Let’s say that I have a PyTorch tensor that I’m loading onto CPU. I would now like to experiment with different shapes and how they affect the memory consumption, and I thought the best way to do this is creating a simple random tensor and then measuring the memory consumptions of different shapes. However, while attempting this, I noticed anomalies and I decided to simplify the task further.
I’m creating a 3 GB PyTorch tensor and want to measure its memory consumption with the psutil
module. In order to get some statistics, I do this ten times in a for loop and consider the mean and std. I also move the tensor to GPU and then use PyTorch functions to measure the allocated and totally reserved memory on GPU.
My code is this:
import torch
import psutil
if __name__ == '__main__':
resident_memories = []
for i in range(10):
x = torch.ones((3, 1024, 1024, 1024), dtype=torch.uint8)

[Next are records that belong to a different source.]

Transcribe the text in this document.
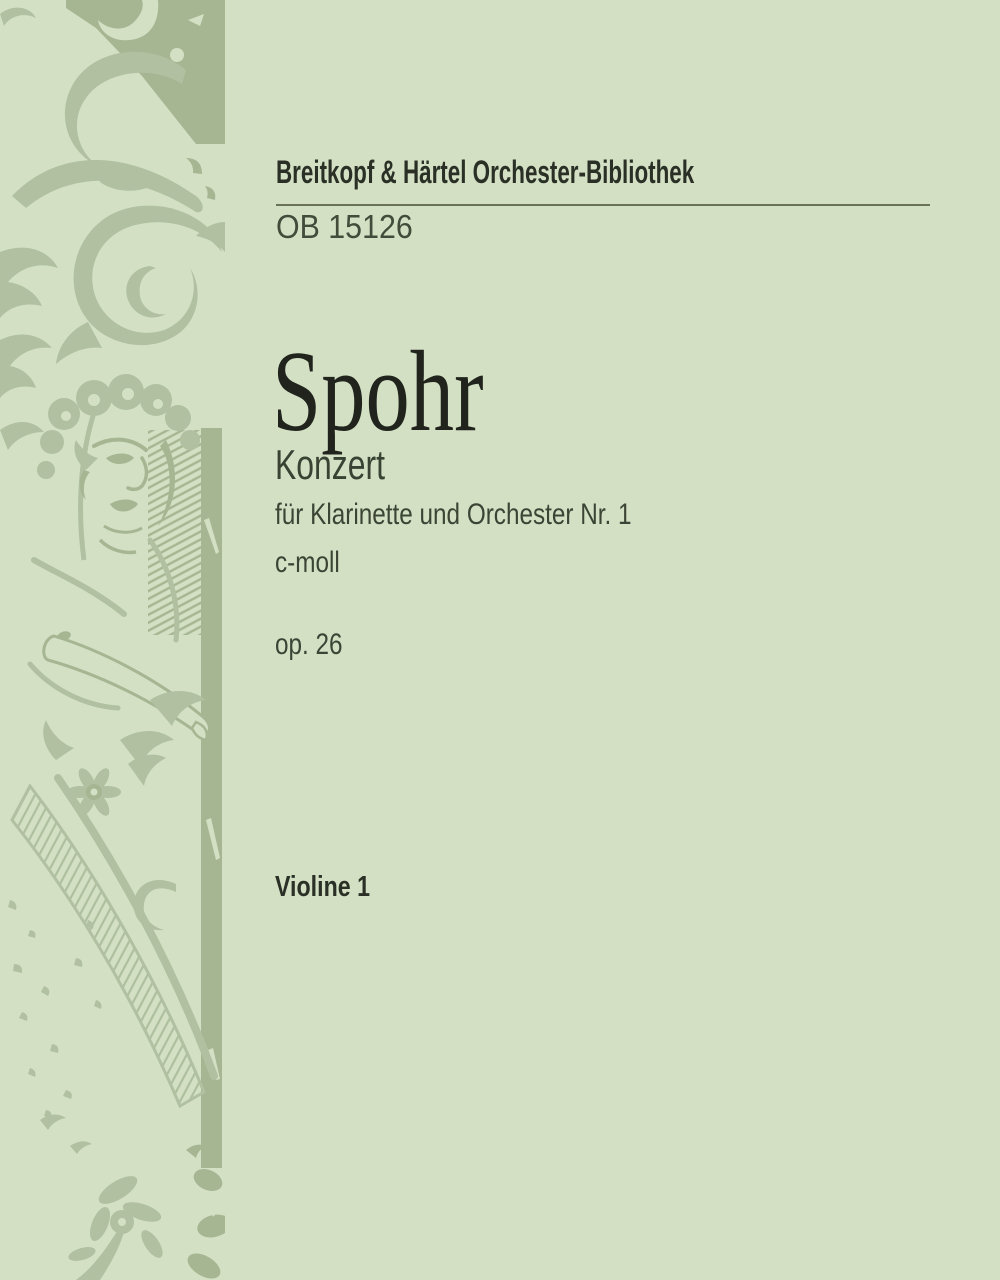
Breitkopf & Härtel Orchester-Bibliothek
OB 15126
Spohr
Konzert
für Klarinette und Orchester Nr. 1
c-moll
op. 26
Violine 1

resident_memory = psutil.Process().memory_info().rss/1024**2
resident_memories.append(resident_memory)
del x, resident_memory
print('Average resident memory [MB]: {} +/- {}'.format(torch.mean(torch.tensor(resident_memories)), torch.std(torch.tensor(resident_memories))))
del resident_memories
device = torch.device('cuda:0' if torch.cuda.is_available() else 'cpu')
alloc_memories = []
reserved_memories = []
for i in range(10):
x = torch.ones((3, 1024, 1024, 1024), dtype=torch.uint8).to(device)
alloc_memory = torch.cuda.memory_allocated(device=device)/1024**2
reserved_memory = torch.cuda.memory_reserved(device=device)/1024**2
alloc_memories.append(alloc_memory)
reserved_memories.append(reserved_memory)
del x, alloc_memory
print('By tensors occupied memory on GPU [MB]: {} +/- {}\nCurrent GPU memory managed by caching allocator [MB]: {} +/- {}'.format(
torch.mean(torch.tensor(alloc_memories)), torch.std(torch.tensor(alloc_memories)), torch.mean(torch.tensor(reserved_memories)),
torch.std(torch.tensor(reserved_memories)))
)
I obtain the following output:
Average resident memory [MB]: 4028.602783203125 +/- 0.06685283780097961
By tensors occupied memory on GPU [MB]: 3072.0 +/- 0.0
Current GPU memory managed by caching allocator [MB]: 3072.0 +/- 0.0
I’m executing this code on a cluster, but I also ran the first part on the cloud and I mostly observed the same behavior. When I ran this on the cluster, it was the only job on the CPU, so other jobs should (hopefully) not affect the memory consumption.
I’d have two quick questions:
i) Why is psutil.Process().memory_info().rss
inaccurate when measuring the memory of a 3 GB tensor?
ii) How can we (correctly) measure the memory of tensors on CPU? One use case might be that the tensor is so huge that moving it onto a GPU might cause a memory error.